I have realised parenting can only be effective if there are very strict rules in place. Rules for the parents, not the children.
My parenting rules include: no guilt about being in pyjamas at midday (doesn’t happen often. Weeeell, not more than three times a week. Or maybe four. Max five). No shame in choosing to straighten my hair over folding the washing (straightening my hair is my Prozac. It makes me feel good). And my new Golden Rule: no comparing myself with other mothers.
Especially: no comparing myself with celebrity mothers. Especially especially: no comparing myself with Heidi Klum. I saw some recent paparazzi shots of her playing happily in the park with her three kids and the comparison game kicked in. She managed to get three children to the park? She somehow got them all in their car seats, drove to the park, got them out of their car seats, and still looks calm and happy? How?!
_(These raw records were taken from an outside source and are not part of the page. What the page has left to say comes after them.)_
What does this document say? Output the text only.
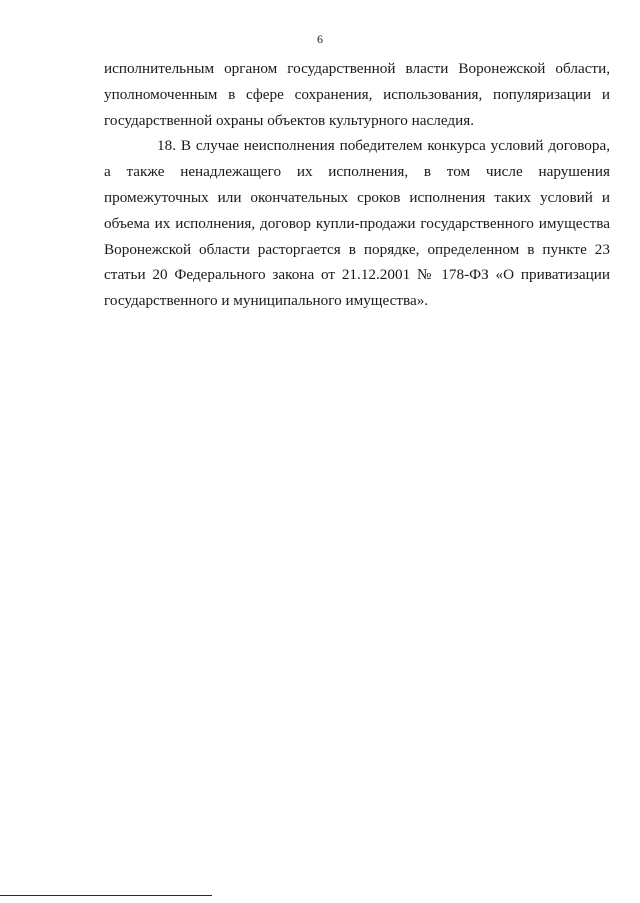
6

исполнительным органом государственной власти Воронежской области, уполномоченным в сфере сохранения, использования, популяризации и государственной охраны объектов культурного наследия.

18. В случае неисполнения победителем конкурса условий договора, а также ненадлежащего их исполнения, в том числе нарушения промежуточных или окончательных сроков исполнения таких условий и объема их исполнения, договор купли-продажи государственного имущества Воронежской области расторгается в порядке, определенном в пункте 23 статьи 20 Федерального закона от 21.12.2001 № 178-ФЗ «О приватизации государственного и муниципального имущества».
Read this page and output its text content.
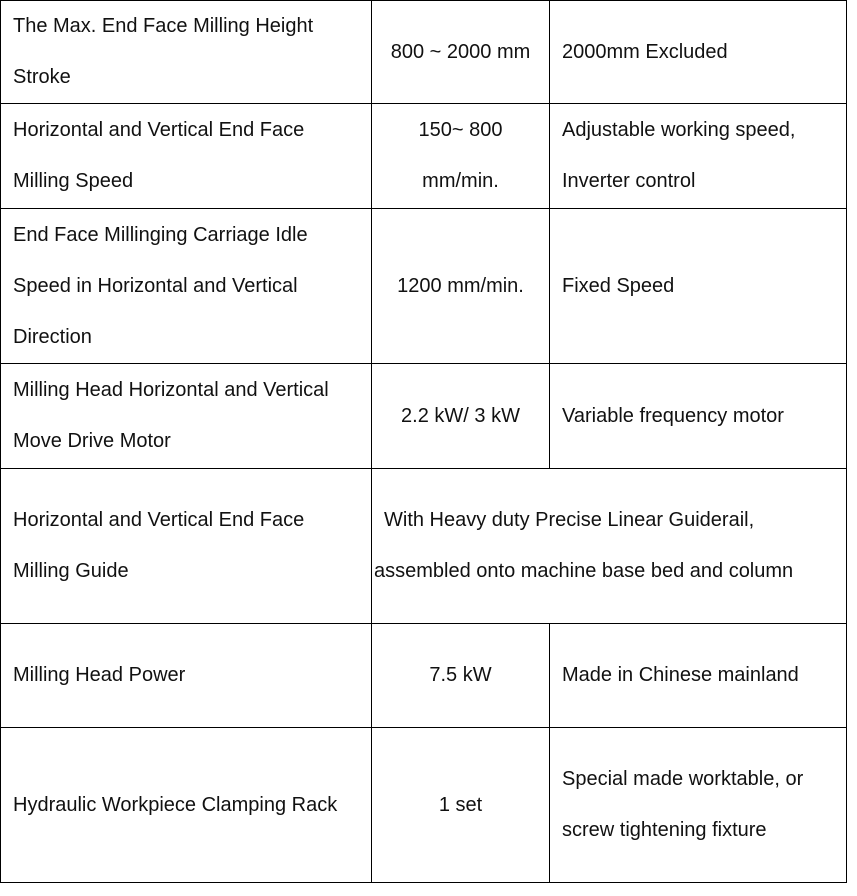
The Max. End Face Milling Height Stroke	800 ~ 2000 mm	2000mm Excluded
Horizontal and Vertical End Face Milling Speed	150~ 800 mm/min.	Adjustable working speed, Inverter control
End Face Millinging Carriage Idle Speed in Horizontal and Vertical Direction	1200 mm/min.	Fixed Speed
Milling Head Horizontal and Vertical Move Drive Motor	2.2 kW/ 3 kW	Variable frequency motor
Horizontal and Vertical End Face Milling Guide	With Heavy duty Precise Linear Guiderail, assembled onto machine base bed and column	
Milling Head Power	7.5 kW	Made in Chinese mainland
Hydraulic Workpiece Clamping Rack	1 set	Special made worktable, or screw tightening fixture
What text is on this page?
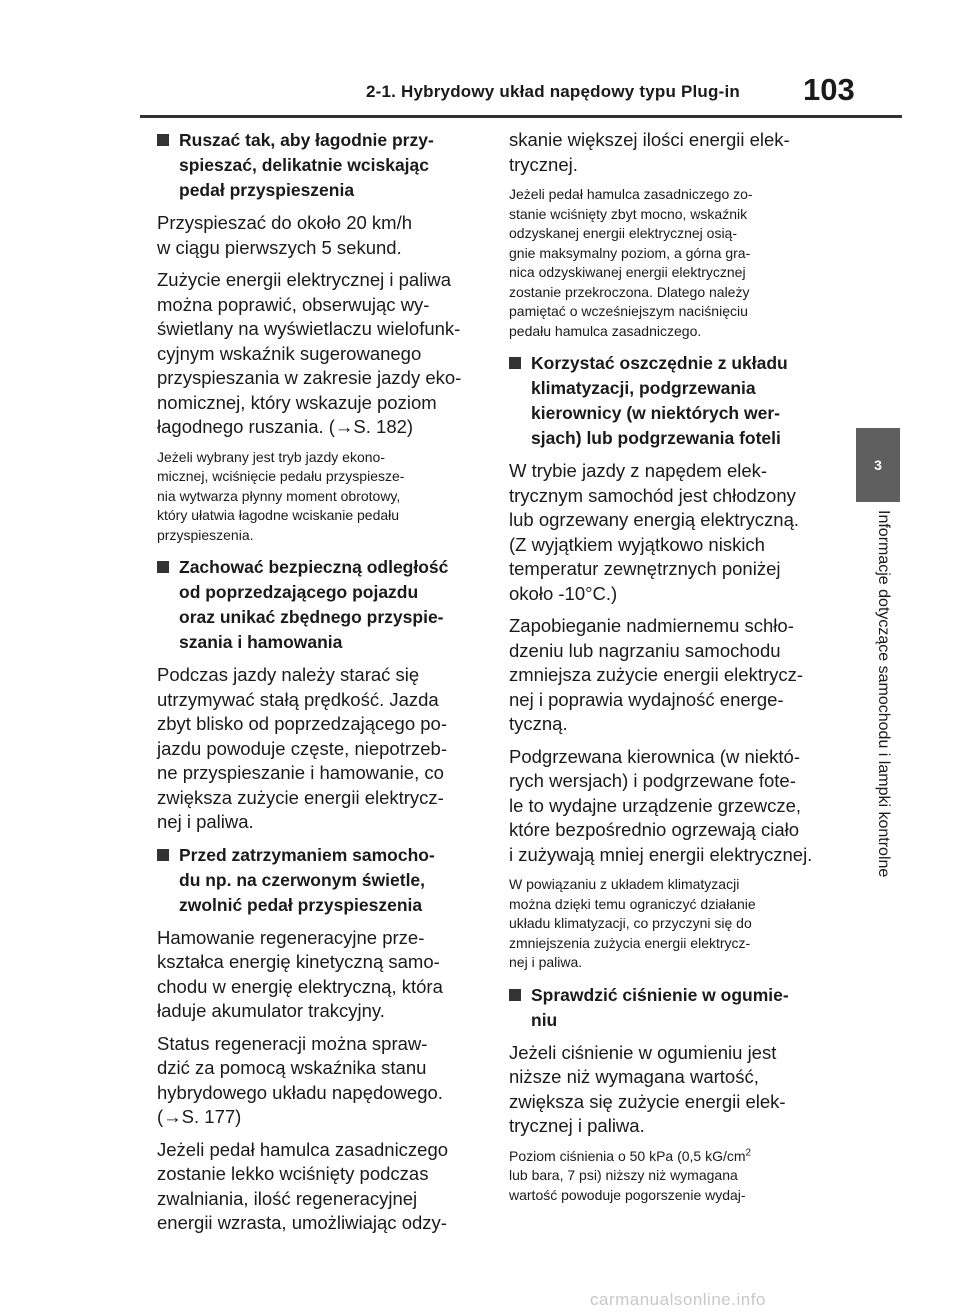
2-1. Hybrydowy układ napędowy typu Plug-in 103
3
Informacje dotyczące samochodu i lampki kontrolne
Ruszać tak, aby łagodnie przy-
spieszać, delikatnie wciskając
pedał przyspieszenia
Przyspieszać do około 20 km/h
w ciągu pierwszych 5 sekund.
Zużycie energii elektrycznej i paliwa
można poprawić, obserwując wy-
świetlany na wyświetlaczu wielofunk-
cyjnym wskaźnik sugerowanego
przyspieszania w zakresie jazdy eko-
nomicznej, który wskazuje poziom
łagodnego ruszania. (→S. 182)
Jeżeli wybrany jest tryb jazdy ekono-
micznej, wciśnięcie pedału przyspiesze-
nia wytwarza płynny moment obrotowy,
który ułatwia łagodne wciskanie pedału
przyspieszenia.
Zachować bezpieczną odległość
od poprzedzającego pojazdu
oraz unikać zbędnego przyspie-
szania i hamowania
Podczas jazdy należy starać się
utrzymywać stałą prędkość. Jazda
zbyt blisko od poprzedzającego po-
jazdu powoduje częste, niepotrzeb-
ne przyspieszanie i hamowanie, co
zwiększa zużycie energii elektrycz-
nej i paliwa.
Przed zatrzymaniem samocho-
du np. na czerwonym świetle,
zwolnić pedał przyspieszenia
Hamowanie regeneracyjne prze-
kształca energię kinetyczną samo-
chodu w energię elektryczną, która
ładuje akumulator trakcyjny.
Status regeneracji można spraw-
dzić za pomocą wskaźnika stanu
hybrydowego układu napędowego.
(→S. 177)
Jeżeli pedał hamulca zasadniczego
zostanie lekko wciśnięty podczas
zwalniania, ilość regeneracyjnej
energii wzrasta, umożliwiając odzy-
skanie większej ilości energii elek-
trycznej.
Jeżeli pedał hamulca zasadniczego zo-
stanie wciśnięty zbyt mocno, wskaźnik
odzyskanej energii elektrycznej osią-
gnie maksymalny poziom, a górna gra-
nica odzyskiwanej energii elektrycznej
zostanie przekroczona. Dlatego należy
pamiętać o wcześniejszym naciśnięciu
pedału hamulca zasadniczego.
Korzystać oszczędnie z układu
klimatyzacji, podgrzewania
kierownicy (w niektórych wer-
sjach) lub podgrzewania foteli
W trybie jazdy z napędem elek-
trycznym samochód jest chłodzony
lub ogrzewany energią elektryczną.
(Z wyjątkiem wyjątkowo niskich
temperatur zewnętrznych poniżej
około -10°C.)
Zapobieganie nadmiernemu schło-
dzeniu lub nagrzaniu samochodu
zmniejsza zużycie energii elektrycz-
nej i poprawia wydajność energe-
tyczną.
Podgrzewana kierownica (w niektó-
rych wersjach) i podgrzewane fote-
le to wydajne urządzenie grzewcze,
które bezpośrednio ogrzewają ciało
i zużywają mniej energii elektrycznej.
W powiązaniu z układem klimatyzacji
można dzięki temu ograniczyć działanie
układu klimatyzacji, co przyczyni się do
zmniejszenia zużycia energii elektrycz-
nej i paliwa.
Sprawdzić ciśnienie w ogumie-
niu
Jeżeli ciśnienie w ogumieniu jest
niższe niż wymagana wartość,
zwiększa się zużycie energii elek-
trycznej i paliwa.
Poziom ciśnienia o 50 kPa (0,5 $kG/cm^2$
lub bara, 7 psi) niższy niż wymagana
wartość powoduje pogorszenie wydaj-
carmanualsonline.info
I’m a frazzled wreck after driving one screaming, wriggling baby two minutes down the road to Pick n Pay! And what’s more, she’s about to pop with her fourth (fourth!) child and she looks like a supermodel!
Then I remembered, hang on, she is a supermodel! For all I know there are 6 nannies just outside the frame of the camera shot. For all I know, she hasn’t done a single night shift in her whole life. For all I know, she had a professional make-up artist do her face that very morning. For all I know, those children aren’t even hers and she just borrowed them for the photo shoot! Okay that’s not true. They are all obviously hers; beautiful mini Heidi’s and gorgeous tiny Seals, no mistaking who the parents are. But you get my point.
So I’m now trying to celebrate myself for the mother I am. And making an effort to encourage myself:
‘You’re out of your pyjamas and it’s only 11.30? Good going!’
‘You managed to go for two jogs this week? Even Elana Meyer would be proud!’
And it’s working. I am a mother to a tiny baby
, and it’s largely unglamorous, tiring and frustrating; so it’s perfectly okay to feel unglamorous, tired and frustrated. With this new mindset, I am at peace with the role I find myself in and am becoming more content with motherhood every day. But not so content that if Heidi Klum wanted to swop lives I wouldn’t be a teeny bit tempted…
Do celebrities make motherhood look far too easy?